А здоровье от этого не страдает. Вообще курят даже великие люди, насколько я знаю. Иногда врачи даже советуют кое-кому курить. У меня старший начальник не курит. Но от этого его здоровье не затмило моего. Мне, наоборот, многие завидуют и даже подшучивают что я слишком «красный». Сам я не чувствую никаких недугов никогда, а тем более, из-за курения.
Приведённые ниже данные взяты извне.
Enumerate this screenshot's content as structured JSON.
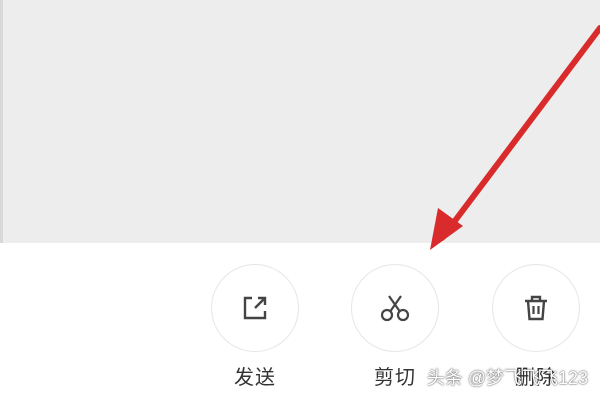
{
  "actions": [
    {
      "label": "发送",
      "icon": "share-icon"
    },
    {
      "label": "剪切",
      "icon": "scissors-icon"
    },
    {
      "label": "删除",
      "icon": "trash-icon"
    }
  ],
  "watermark": "头条 @梦飞飞飞123",
  "colors": {
    "top_panel": "#ededed",
    "bottom_bar": "#ffffff",
    "arrow": "#d92b2b",
    "icon": "#444444",
    "label": "#333333"
  }
}
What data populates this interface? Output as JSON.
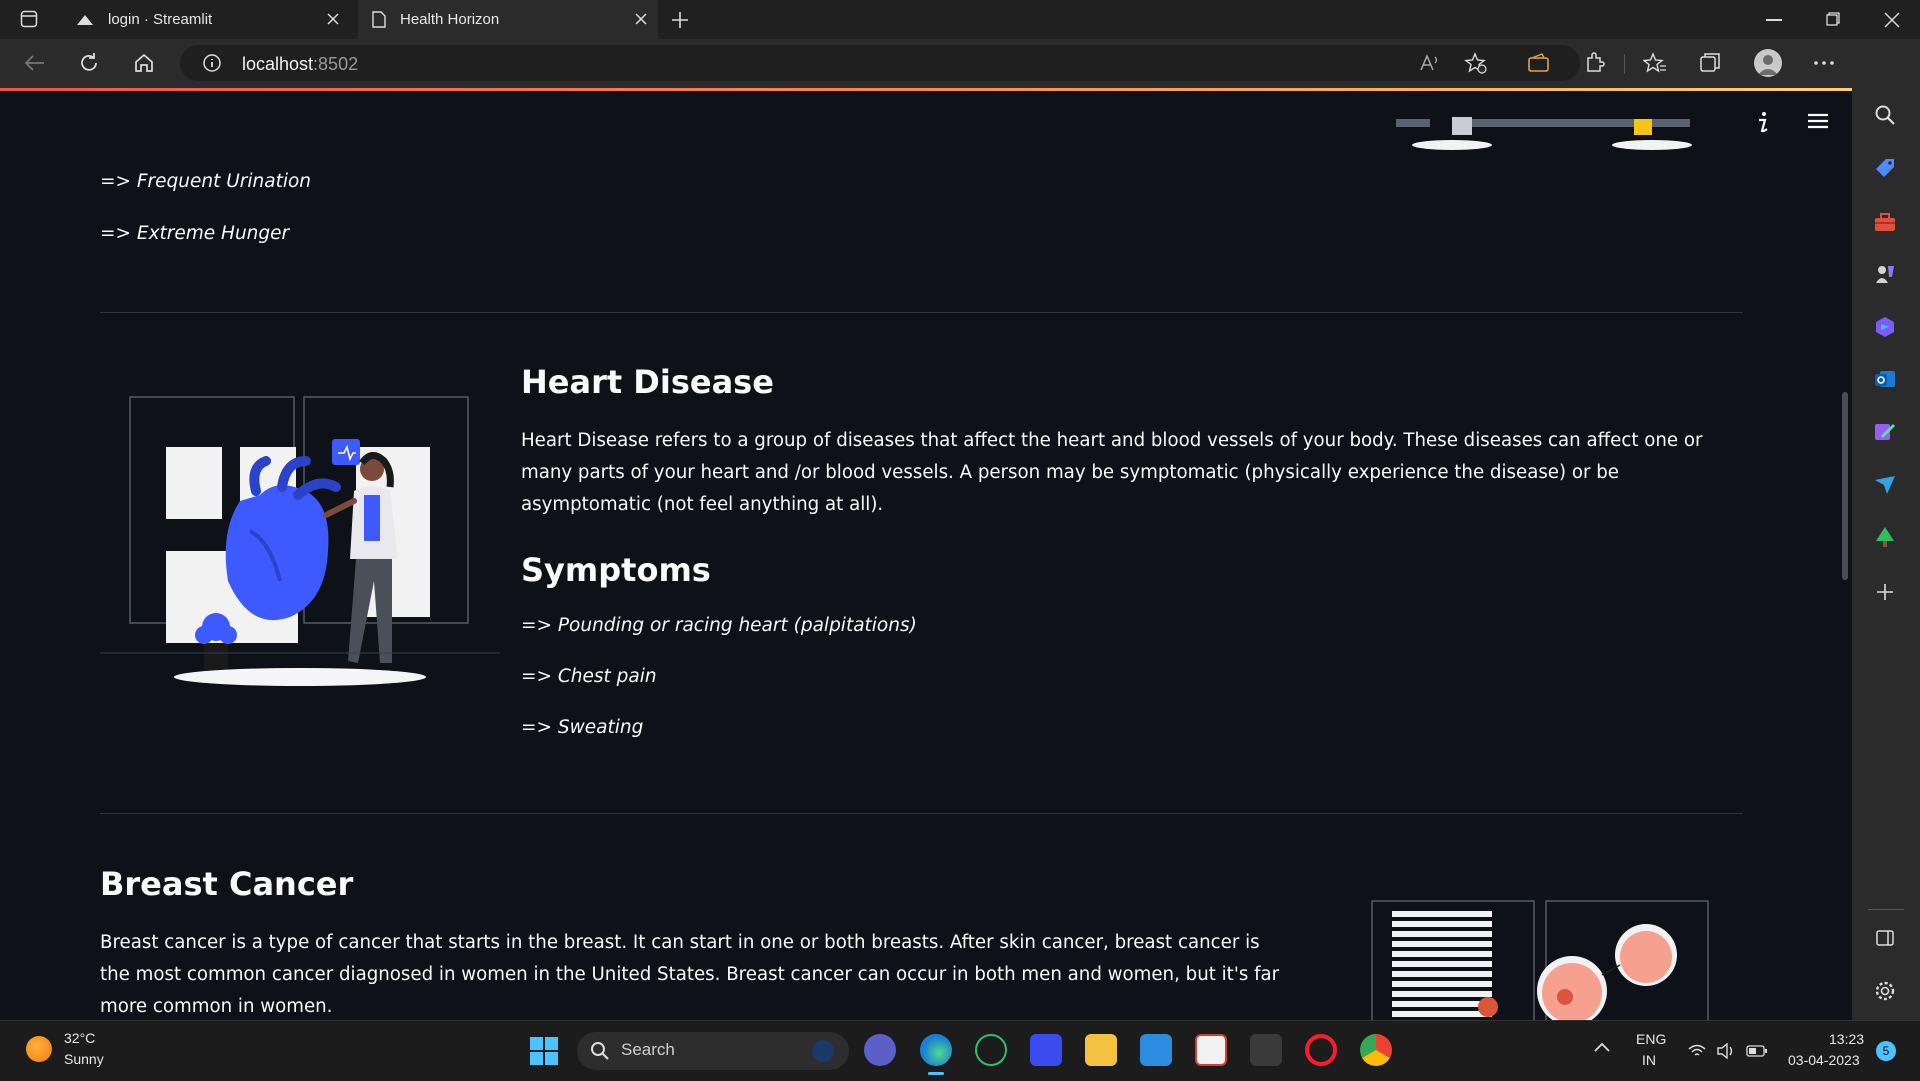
{
  "browser": {
    "tabs": [
      {
        "label": "login · Streamlit"
      },
      {
        "label": "Health Horizon"
      }
    ],
    "url": {
      "host": "localhost",
      "port": ":8502"
    }
  },
  "page": {
    "diabetes_symptoms": [
      "=> Frequent Urination",
      "=> Extreme Hunger"
    ],
    "heart": {
      "title": "Heart Disease",
      "description": "Heart Disease refers to a group of diseases that affect the heart and blood vessels of your body. These diseases can affect one or many parts of your heart and /or blood vessels. A person may be symptomatic (physically experience the disease) or be asymptomatic (not feel anything at all).",
      "symptoms_title": "Symptoms",
      "symptoms": [
        "=> Pounding or racing heart (palpitations)",
        "=> Chest pain",
        "=> Sweating"
      ]
    },
    "breast": {
      "title": "Breast Cancer",
      "description": "Breast cancer is a type of cancer that starts in the breast. It can start in one or both breasts. After skin cancer, breast cancer is the most common cancer diagnosed in women in the United States. Breast cancer can occur in both men and women, but it's far more common in women."
    }
  },
  "taskbar": {
    "weather_temp": "32°C",
    "weather_desc": "Sunny",
    "search_placeholder": "Search",
    "lang_top": "ENG",
    "lang_bottom": "IN",
    "time": "13:23",
    "date": "03-04-2023",
    "notification_count": "5"
  },
  "colors": {
    "app_bg": "#0e1117",
    "accent": "#ff4b4b",
    "illustration_blue": "#3d5afe"
  }
}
А кроме того, в условиях когда смерть витает над головой денно и нощно, над таким пустяком, как курение, и задумываться… Если уцелею, то ты поможешь мне восстановить здоровье более действенными рецептами. Тогда ты будешь рядом со мной и будешь делать со мной все, что найдешь нужным по всем правилам медицины.
Второе: вопрос о моём внешнем виде. Тут, конечно, дело более серьезное. И с этим я с тобой вполне согласен. Ты меня знаешь пока только с «рыжими зубами и пальцами». Это в Чебаркуле, когда я курил Челябинский туземный самосад в газету, а ты ещё тогда не подарила мне зубной щетки – тогда я имел такие зубы и пальцы. Но теперь твоей хорошей щеткой я ежедневно драю зубы лучшей заграничной пастой и они у меня белые, как чеснок. Курю сигареты или папиросы, и пальцы чистые. Имею одеколон и духи. Имею приличный выходной мундир. Помимо всего здесь в нашей армии всячески побуждают, а особенно офицеров, поддерживать фарс. Тальк придающий пышного блеска и «фанаберии» офицерского корпуса, чем славилась Польша на весь мир. Так что со мной, голубка, тебе не стыдно будет показаться на люди в будущем. Ты, наоборот, будешь польщена невероятным вниманием, с каким будет смотреть публика на мой заграничный мундир и причудливую лихую конфедератку с большим орлом, на мои сверкающие пуговицы. Успокойся, дорогая! Я вернусь и буду залихватски звякать шпорками и длинной кривой саблей, обняв тебя рукой в белоснежной перчатке. Ты – девушка и притом совсем молодая. А девичьи горизонты немудрёны: если подавай красивых, пушистых, остроумных, бойких, сверкающих блеском и новизной форм и красок, этаких львов! Но что же нам делать, куда прислонить бедную головушку нам, бесцветным, угловатым, тупым, мрачным, грязным, простоволосым Иванам! Все мы – не Викторы, не Аркадии, не Валерии, не Арнольды, не Евгении, не Кости модные. Мы – приднестровские, волжские, енисейские; мы – дерёвня.